Actually, you know what? We do a lot of querying by email and is pro. So if we can remember, select star from users, limit 2 is fine. That box mode is too bad. Is pro is there.

So let's create another index and we'll say create create index email is pro on users email is pro. So we create that index and now we have 2 indexes. Let's pull this guy back up. We have 2 indexes that have email as a leftmost column. They share a left most prefix.

That means that this index right here is a duplicate of this index even though it has an additional column in there. So let's clear that line and we'll say select star from users where email email equals aaron.frantis at example.com.
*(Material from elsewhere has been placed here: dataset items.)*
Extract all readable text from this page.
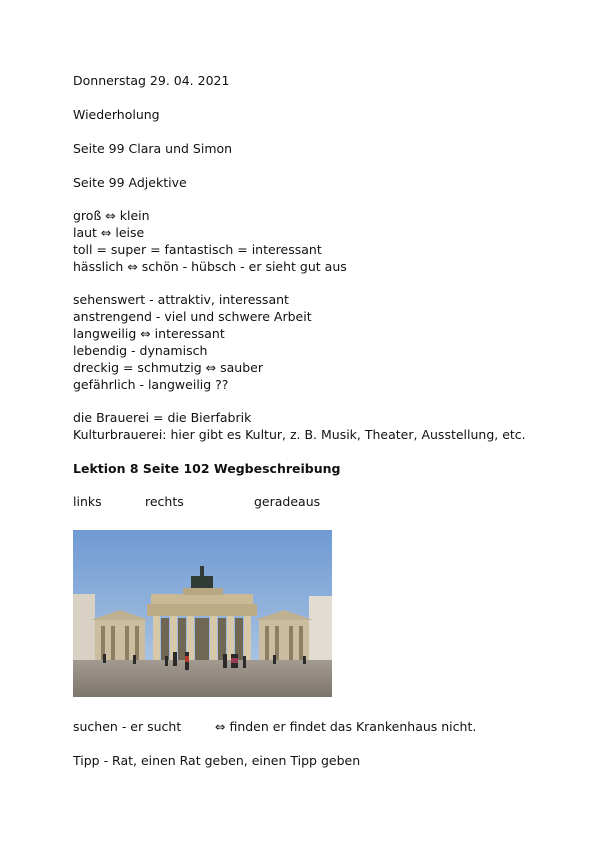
Donnerstag 29. 04. 2021
Wiederholung
Seite 99 Clara und Simon
Seite 99 Adjektive
groß ⇔ klein
laut ⇔ leise
toll = super = fantastisch = interessant
hässlich ⇔ schön - hübsch - er sieht gut aus
sehenswert - attraktiv, interessant
anstrengend - viel und schwere Arbeit
langweilig ⇔ interessant
lebendig - dynamisch
dreckig = schmutzig ⇔ sauber
gefährlich - langweilig ??
die Brauerei = die Bierfabrik
Kulturbrauerei: hier gibt es Kultur, z. B. Musik, Theater, Ausstellung, etc.
Lektion 8 Seite 102 Wegbeschreibung
links	rechts	geradeaus
suchen - er sucht	⇔ finden er findet das Krankenhaus nicht.
Tipp - Rat, einen Rat geben, einen Tipp geben
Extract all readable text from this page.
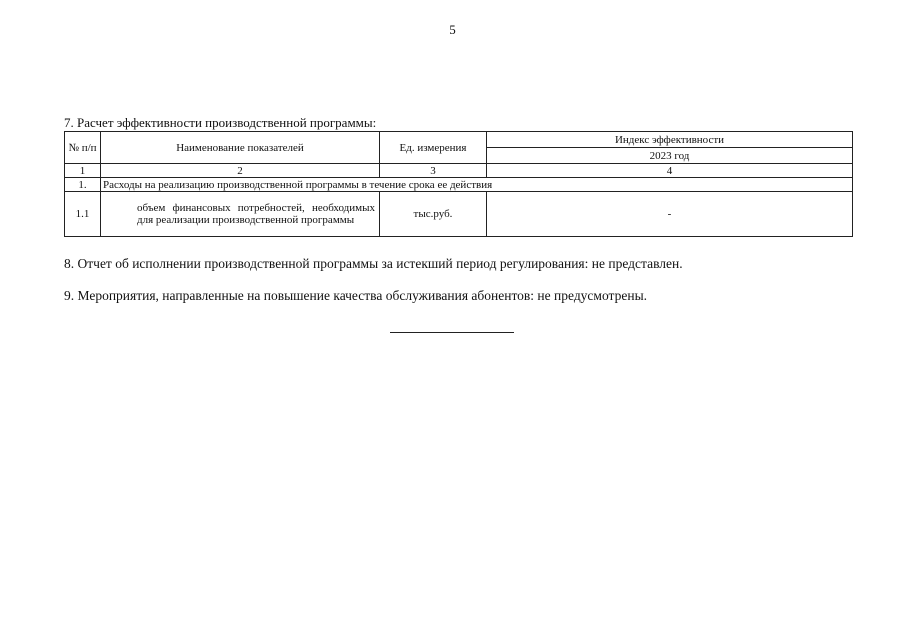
5
7. Расчет эффективности производственной программы:
№ п/п	Наименование показателей	Ед. измерения	Индекс эффективности
			2023 год
1	2	3	4
1.	Расходы на реализацию производственной программы в течение срока ее действия		
1.1	объем финансовых потребностей, необходимых для реализации производственной программы	тыс.руб.	-
8. Отчет об исполнении производственной программы за истекший период регулирования: не представлен.
9. Мероприятия, направленные на повышение качества обслуживания абонентов: не предусмотрены.
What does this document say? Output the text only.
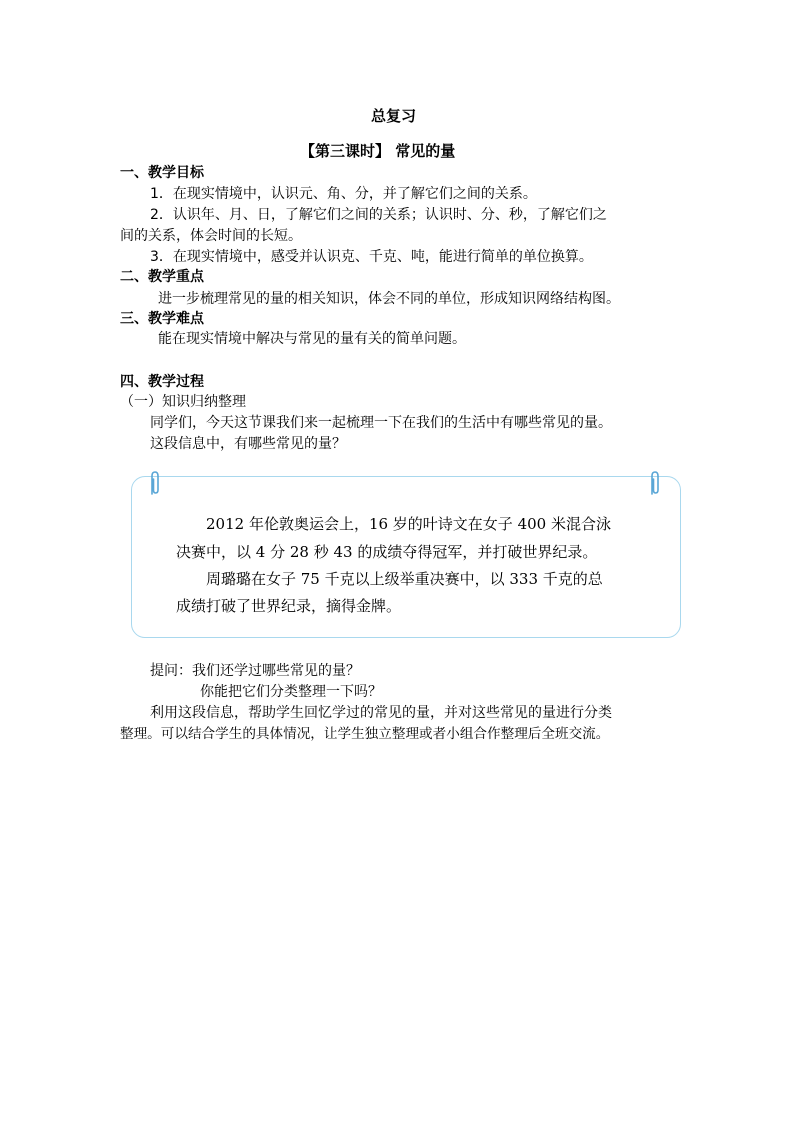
总复习
【第三课时】 常见的量
一、教学目标
1．在现实情境中，认识元、角、分，并了解它们之间的关系。
2．认识年、月、日，了解它们之间的关系；认识时、分、秒，了解它们之
间的关系，体会时间的长短。
3．在现实情境中，感受并认识克、千克、吨，能进行简单的单位换算。
二、教学重点
进一步梳理常见的量的相关知识，体会不同的单位，形成知识网络结构图。
三、教学难点
能在现实情境中解决与常见的量有关的简单问题。
四、教学过程
（一）知识归纳整理
同学们，今天这节课我们来一起梳理一下在我们的生活中有哪些常见的量。
这段信息中，有哪些常见的量？
2012 年伦敦奥运会上，16 岁的叶诗文在女子 400 米混合泳
决赛中，以 4 分 28 秒 43 的成绩夺得冠军，并打破世界纪录。
周璐璐在女子 75 千克以上级举重决赛中，以 333 千克的总
成绩打破了世界纪录，摘得金牌。
提问：我们还学过哪些常见的量？
你能把它们分类整理一下吗？
利用这段信息，帮助学生回忆学过的常见的量，并对这些常见的量进行分类
整理。可以结合学生的具体情况，让学生独立整理或者小组合作整理后全班交流。
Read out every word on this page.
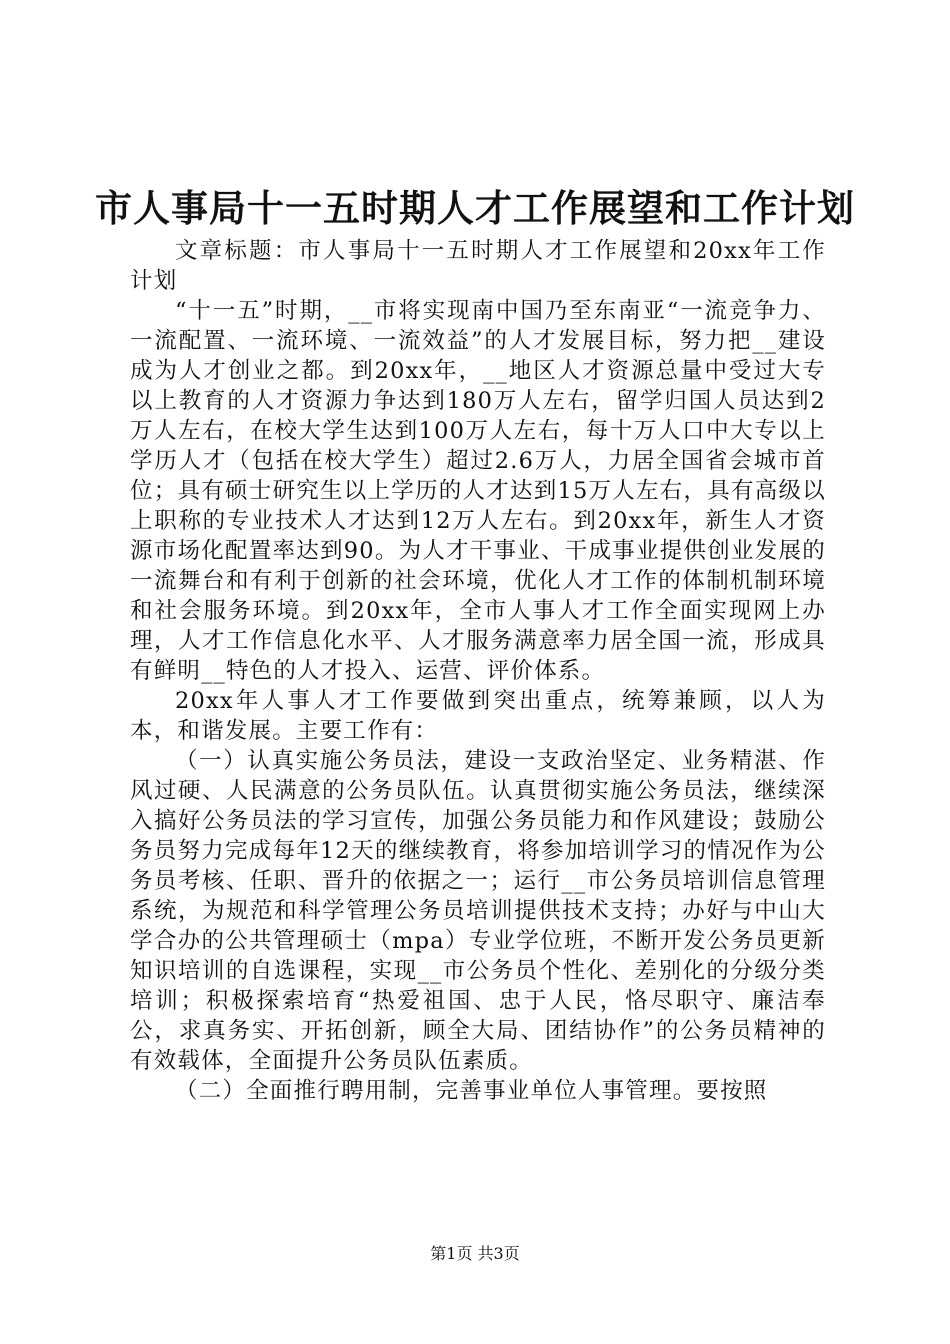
市人事局十一五时期人才工作展望和工作计划

文章标题：市人事局十一五时期人才工作展望和20xx年工作计划

“十一五”时期，__市将实现南中国乃至东南亚“一流竞争力、一流配置、一流环境、一流效益”的人才发展目标，努力把__建设成为人才创业之都。到20xx年，__地区人才资源总量中受过大专以上教育的人才资源力争达到180万人左右，留学归国人员达到2万人左右，在校大学生达到100万人左右，每十万人口中大专以上学历人才（包括在校大学生）超过2.6万人，力居全国省会城市首位；具有硕士研究生以上学历的人才达到15万人左右，具有高级以上职称的专业技术人才达到12万人左右。到20xx年，新生人才资源市场化配置率达到90。为人才干事业、干成事业提供创业发展的一流舞台和有利于创新的社会环境，优化人才工作的体制机制环境和社会服务环境。到20xx年，全市人事人才工作全面实现网上办理，人才工作信息化水平、人才服务满意率力居全国一流，形成具有鲜明__特色的人才投入、运营、评价体系。

20xx年人事人才工作要做到突出重点，统筹兼顾，以人为本，和谐发展。主要工作有：

（一）认真实施公务员法，建设一支政治坚定、业务精湛、作风过硬、人民满意的公务员队伍。认真贯彻实施公务员法，继续深入搞好公务员法的学习宣传，加强公务员能力和作风建设；鼓励公务员努力完成每年12天的继续教育，将参加培训学习的情况作为公务员考核、任职、晋升的依据之一；运行__市公务员培训信息管理系统，为规范和科学管理公务员培训提供技术支持；办好与中山大学合办的公共管理硕士（mpa）专业学位班，不断开发公务员更新知识培训的自选课程，实现__市公务员个性化、差别化的分级分类培训；积极探索培育“热爱祖国、忠于人民，恪尽职守、廉洁奉公，求真务实、开拓创新，顾全大局、团结协作”的公务员精神的有效载体，全面提升公务员队伍素质。

（二）全面推行聘用制，完善事业单位人事管理。要按照

第1页 共3页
So it says search users using index email. So it's using that other index, which that's fine. We would probably expect that.

But if we were to drop index email and we were to run this again, it just uses email is pro. So it just uses the other index. So the the takeaway here is if you look at your indexes and indexes will accumulate over time, right, as business needs change or as your data schema changes, indexes just kind of pile up. And so go dig through your indexes and look to see, do any of these indexes share a leftmost prefix? So, usually what you'll find is that you have an index on a single column like email and then an index that is a composite index that has email as the left column.
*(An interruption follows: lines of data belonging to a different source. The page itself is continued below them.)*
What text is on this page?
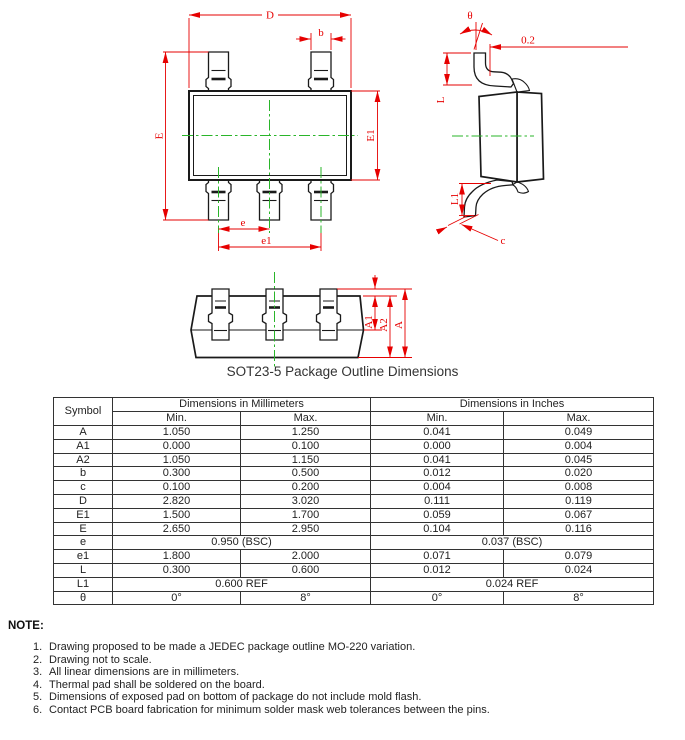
D
b
E	E1
e
e1
θ
0.2
L
L1
c
A1 A2 A
SOT23-5 Package Outline Dimensions
Symbol	Dimensions in Millimeters		Dimensions in Inches	
	Min.	Max.	Min.	Max.
A	1.050	1.250	0.041	0.049
A1	0.000	0.100	0.000	0.004
A2	1.050	1.150	0.041	0.045
b	0.300	0.500	0.012	0.020
c	0.100	0.200	0.004	0.008
D	2.820	3.020	0.111	0.119
E1	1.500	1.700	0.059	0.067
E	2.650	2.950	0.104	0.116
e	0.950 (BSC)		0.037 (BSC)	
e1	1.800	2.000	0.071	0.079
L	0.300	0.600	0.012	0.024
L1	0.600 REF		0.024 REF	
θ	0°	8°	0°	8°
NOTE:
1. Drawing proposed to be made a JEDEC package outline MO-220 variation.
2. Drawing not to scale.
3. All linear dimensions are in millimeters.
4. Thermal pad shall be soldered on the board.
5. Dimensions of exposed pad on bottom of package do not include mold flash.
6. Contact PCB board fabrication for minimum solder mask web tolerances between the pins.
That does you no good. All that does is take up space, potentially confuse the query planner, Although, the query planner is pretty sophisticated but it is worthless. The only tiny tiny tiny caveat is that the index on email is actually an index on email row ID because remember every secondary index contains a pointer to get back to the main table. And in our case, id is an alias of row id. So when we create an index on email, actually we're creating it on email comma ID.

And when we create it on email is pro, we're actually creating it on email is pro ID. Why would this ever matter? Left to right, no skipping stops at the first range, so you can imagine that this might matter. This is the the outside outside use case where, 2 indexes are not duplicative of each other. So I'm gonna error that out and we'll say select star from users where email equals [email protected].

That's gonna use our email is pro index just fine. But if we threw an order by ID descending on there, now is pro is in the way, right? So is pro is blocking our access to this invisible ID that is automatically added at the end. So if we ran that, you'll see use tempbtree for order by. So it used the first part of the index, got to the second part, and said, ah shoot, that is not in my query so I can't use it, which means I don't have access to the third part of the index for sorting.

So let's do, create index on users or create index email on users email. Let's create that 1 again. And now if we were to do the same thing where email equals whatever order by id, we'll see it's using that other key, that other index email and the sort by temp b tree thing, that has gone away. Because it was able it was able to use the first part of that index for the strict equality lookup and the second part of that index for ordering. So what does this what does this all mean?

This means that any 2 indexes that share a left most prefix, so it has the same columns in the leftmost side of the index, those are duplicates of each other, and you can delete the 1 with fewer columns because the 1 with more columns in the index encompasses that 1 with fewer columns. The only caveat is if you are relying on that secret ID or row ID being there, then you probably can't delete that duplicate index. Most people are not relying most people don't even know that that second like that secret ID is in there and can be used. And so most people aren't relying on it. But if you are relying on it and you delete it, then your ordering may become quite a bit slower and I don't want you blaming me for that.